Mikael Colville-Andersen’s upcoming visit, his second in the last eight months, has been promoted with a wonderful graphic showing the relative ease of moving within a liveable city.

This contrasts nicely with another Copenhagenize graphic showing the evolution of traffic planning.

On a frustrating slow morning bus commute from Bonnevoie to Kirchberg, where Mikael Colville-Andersen will be presenting, I began thinking about how Luxembourg’s traffic planning compares between modes.

Using Google maps and mobiliteit.lu I requested directions by foot, car, bus and bicycle from Bonnevoie to Rond Point Schuman. The remainder of the trip to the Luxexpo venue has little of interest and has been clipped. I overlaid a map showing the suggested directions on OpenStreetMap data.

Map of modal paths in Luxembourg

In a graphics editing program I cleaned up the paths to increase clarity by altering paths in proximity to one another so they became adjacent.

Modal paths in Luxembourg

This figure shows little distinct difference between the cycling, pedestrian and car paths. I finally arranged the paths in a similar fashion to Copenhagenize’s earlier figures.

Traffic planning in Luxembourg

The effect is clearly not as the strong as in the evolution of traffic planning figure.

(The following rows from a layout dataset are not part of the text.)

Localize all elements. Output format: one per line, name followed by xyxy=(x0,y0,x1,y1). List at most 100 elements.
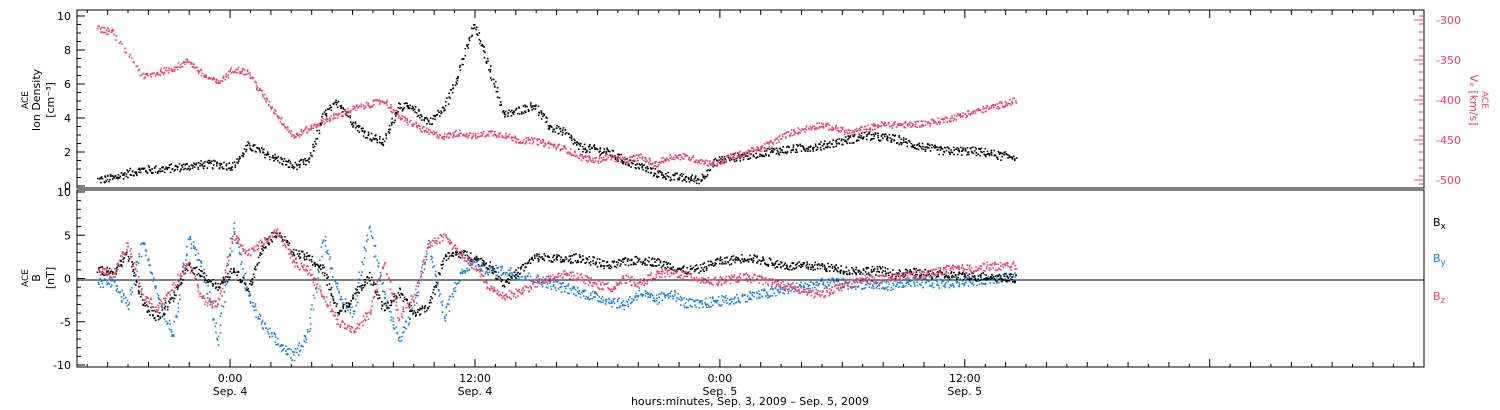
bx-point xyxy=(553,254,556,257)
bx-point xyxy=(139,296,142,298)
by-point xyxy=(170,329,172,331)
by-point xyxy=(889,279,892,282)
by-point xyxy=(935,277,937,279)
bx-point xyxy=(553,259,555,261)
density-point xyxy=(197,166,199,169)
vx-point xyxy=(631,156,633,158)
by-point xyxy=(622,300,625,302)
by-point xyxy=(802,286,805,289)
bx-point xyxy=(389,299,392,302)
by-point xyxy=(304,337,307,339)
vx-point xyxy=(159,74,162,76)
bx-point xyxy=(149,314,151,316)
vx-point xyxy=(712,164,715,167)
density-point xyxy=(149,170,152,172)
vx-point xyxy=(962,116,964,118)
by-point xyxy=(244,279,246,281)
by-point xyxy=(733,296,736,299)
vx-point xyxy=(356,107,359,109)
density-point xyxy=(436,114,438,116)
by-point xyxy=(758,293,761,295)
vx-point xyxy=(667,158,669,160)
vx-point xyxy=(356,105,358,108)
density-point xyxy=(383,140,386,143)
by-point xyxy=(464,270,467,272)
vx-point xyxy=(472,132,474,135)
density-point xyxy=(647,171,650,174)
bx-point xyxy=(242,276,245,279)
vx-point xyxy=(712,160,715,163)
density-point xyxy=(659,171,662,173)
by-point xyxy=(384,293,387,296)
by-point xyxy=(425,258,428,261)
density-point xyxy=(644,167,647,169)
density-point xyxy=(197,168,200,171)
density-point xyxy=(401,109,404,112)
x-tick-date: Sep. 5 xyxy=(947,385,982,398)
by-point xyxy=(545,286,548,289)
vx-point xyxy=(512,139,515,142)
vx-point xyxy=(580,154,582,157)
vx-point xyxy=(452,136,454,139)
density-point xyxy=(718,156,721,158)
density-point xyxy=(483,50,485,52)
density-point xyxy=(677,177,680,180)
density-point xyxy=(605,152,607,154)
density-point xyxy=(218,162,221,165)
density-point xyxy=(772,150,774,152)
bx-point xyxy=(259,252,262,254)
density-point xyxy=(210,160,213,162)
by-point xyxy=(701,300,703,302)
vx-point xyxy=(160,68,162,70)
density-point xyxy=(650,172,652,174)
vx-point xyxy=(429,131,432,133)
density-point xyxy=(273,157,275,159)
by-point xyxy=(123,293,125,295)
vx-point xyxy=(885,124,888,127)
vx-point xyxy=(588,155,590,157)
by-point xyxy=(790,290,792,292)
density-point xyxy=(796,143,798,146)
vx-point xyxy=(273,112,276,115)
bx-point xyxy=(596,266,599,268)
bx-point xyxy=(533,254,536,256)
density-point xyxy=(860,137,862,139)
vx-point xyxy=(531,138,534,141)
density-point xyxy=(256,147,258,149)
density-point xyxy=(166,168,168,171)
vx-point xyxy=(735,157,737,159)
density-point xyxy=(730,158,733,161)
density-point xyxy=(781,149,783,151)
density-point xyxy=(219,164,221,167)
vx-point xyxy=(179,64,182,66)
density-point xyxy=(847,138,849,141)
by-point xyxy=(700,300,702,303)
vx-point xyxy=(386,99,388,102)
density-point xyxy=(524,110,526,112)
density-point xyxy=(416,115,419,118)
bx-point xyxy=(427,307,429,310)
by-point xyxy=(140,255,143,258)
vx-point xyxy=(809,125,812,128)
by-point xyxy=(690,298,692,301)
vx-point xyxy=(379,100,381,102)
by-point xyxy=(809,281,812,284)
bx-point xyxy=(245,288,248,291)
by-point xyxy=(435,275,437,277)
vx-point xyxy=(797,127,799,129)
density-point xyxy=(689,179,692,181)
density-point xyxy=(135,173,138,175)
by-point xyxy=(897,286,900,289)
by-point xyxy=(887,286,889,288)
density-point xyxy=(332,103,335,105)
by-point xyxy=(150,272,153,274)
by-point xyxy=(880,282,883,284)
density-point xyxy=(957,147,960,150)
vx-point xyxy=(580,159,583,162)
density-point xyxy=(476,26,478,28)
by-point xyxy=(426,253,428,255)
by-point xyxy=(722,296,725,298)
density-point xyxy=(927,143,930,146)
vx-point xyxy=(474,137,477,139)
vx-point xyxy=(176,68,179,71)
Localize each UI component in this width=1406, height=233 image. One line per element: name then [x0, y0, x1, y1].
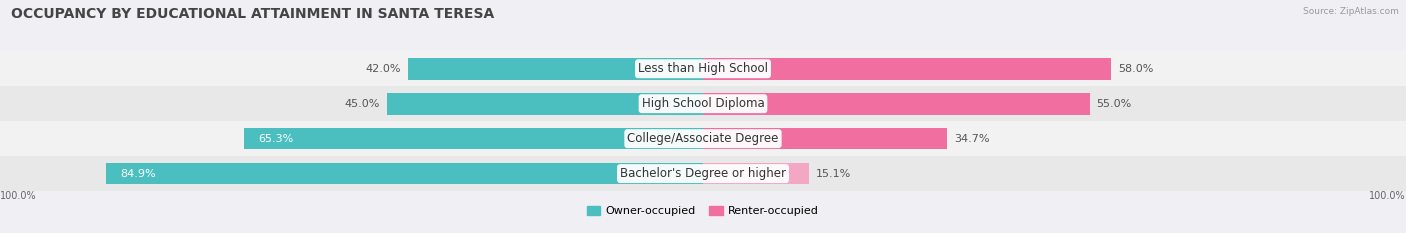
Bar — [0, 86, 1406, 121]
Text: OCCUPANCY BY EDUCATIONAL ATTAINMENT IN SANTA TERESA: OCCUPANCY BY EDUCATIONAL ATTAINMENT IN S… — [11, 7, 495, 21]
Text: 100.0%: 100.0% — [0, 191, 37, 201]
Text: College/Associate Degree: College/Associate Degree — [627, 132, 779, 145]
Bar — [387, 93, 703, 115]
Bar — [0, 51, 1406, 86]
Text: 84.9%: 84.9% — [120, 169, 156, 178]
Text: 34.7%: 34.7% — [953, 134, 990, 144]
Bar — [703, 163, 810, 185]
Bar — [0, 121, 1406, 156]
Bar — [703, 128, 948, 150]
Text: Source: ZipAtlas.com: Source: ZipAtlas.com — [1303, 7, 1399, 16]
Legend: Owner-occupied, Renter-occupied: Owner-occupied, Renter-occupied — [582, 201, 824, 220]
Bar — [703, 58, 1111, 80]
Text: High School Diploma: High School Diploma — [641, 97, 765, 110]
Text: 42.0%: 42.0% — [366, 64, 401, 74]
Text: 45.0%: 45.0% — [344, 99, 380, 109]
Bar — [105, 163, 703, 185]
Text: Bachelor's Degree or higher: Bachelor's Degree or higher — [620, 167, 786, 180]
Bar — [0, 156, 1406, 191]
Bar — [408, 58, 703, 80]
Text: 100.0%: 100.0% — [1369, 191, 1406, 201]
Text: Less than High School: Less than High School — [638, 62, 768, 75]
Text: 58.0%: 58.0% — [1118, 64, 1153, 74]
Bar — [703, 93, 1090, 115]
Bar — [245, 128, 703, 150]
Text: 65.3%: 65.3% — [259, 134, 294, 144]
Text: 55.0%: 55.0% — [1097, 99, 1132, 109]
Text: 15.1%: 15.1% — [815, 169, 852, 178]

Keep in mind however that for pedestrians there are many crosswalks to wait at and eventually traverse. At this small scale it’s not possible to display them. Cyclists spend very little of this road on a separated bike lane – 300 metres perhaps. The bus that is closest to my home has the unfortunate responsibility of spiralling through the whole neighbourhood before making any progress.

While this figure demonstrates the physical path of each mode it does not communicate the reality of the feeling of traversing the space. The bus is perhaps the best represented. Taking the bus through the city during peak traffic is maddening and inefficient. A lack of dedicated bus lanes allows cars to penalize bus commuters trying to use a sustainable mode of transportation.

I suspect the trip duration between these two points at rush hour(s) is shortest for the bike with cars and bus arriving 5-10 minutes later. Pedestrian’s are potentially exposed to the highest amount of vehicle emissions due to the length of time of their exposure.

It is perhaps dangerous to express efficiency of modes in distances, directness or maps. These are the tools that planners have been using to design our cities. Maps containing lines do not express the feeling, noise, smell and emotion that those experiencing the ‘lines’ are feeling. How many decision makers and planners attending Mikael’s talk will feel their streets in anything but a luxurious sedan I wonder?

One Comment

  1. Guillaume / May 13, 2014 at 14:35 / Reply

    An interesting metric is the number of instructions like “turn right onto rue du Saint-Esprit” you have to follow according to Google: 10 for pedestrians, 13 for motorists, 16 for cyclists. So many squiggly lines, so many places where you can get confused and take a wrong turn, especially if you’re just starting to cycle.